THE markets were undoubtedly taken aback on Friday when the State Bank announced a hike of 150 basis points in the key policy discount rate.

All expectations in the run-up to the announcement had hovered between 50 and 100bps, and it would be fair to say that hardly anybody expected a jump this big.

This is the single-largest hike in the key interest rate since the cycle of monetary tightening began in January this year. What makes the rate hike even more interesting is the volatile backdrop provided by the currency markets while the board meeting was under way and the decision under discussion.

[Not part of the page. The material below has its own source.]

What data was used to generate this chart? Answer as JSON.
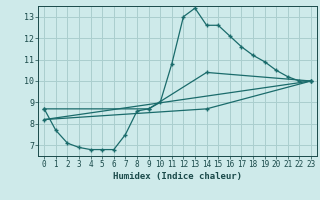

It is a curious coincidence that the silent supports provided to the exchange rate were withdrawn on the very morning the board was to sit down to discuss the rate hike, and the markets gyrated as a background score to the discussions.

It is difficult to know how these two events might be connected, but there is one obvious link: an overvalued exchange rate necessarily calls for higher interest, else the economy risks running aground.

We may never know for certain whether or not the two events — the rate hike and the rupee depreciation — were directly linked. But we know that speculative forces have been stoked by both events.

The markets have seen that the dollar can find buyers even at Rs145, and the business community now knows that interest rates might well be venturing deeper into double-digit territory in 2019.

Both cases work against a favourable investment environment.

As such, these events will serve as brakes on the growth rate, and play their part in fulfilling the very forecast that the State Bank itself advanced in the monetary policy statement — that the economy is set to see a “notable moderation” in the remaining months of the fiscal year.

These are the beginnings of a large-scale stabilisation exercise that the government has to undertake sooner or later, and the deeper implications for growth and investment are now acquiring sharper focus.

The path forward, therefore, needs to also become clearer in the weeks ahead, as the combined impact of further depreciations and rate hikes could well trigger the very speculative forces that the bank is trying to contain.

These gyrations are not healthy and an unambiguous course of action needs to come into view soon.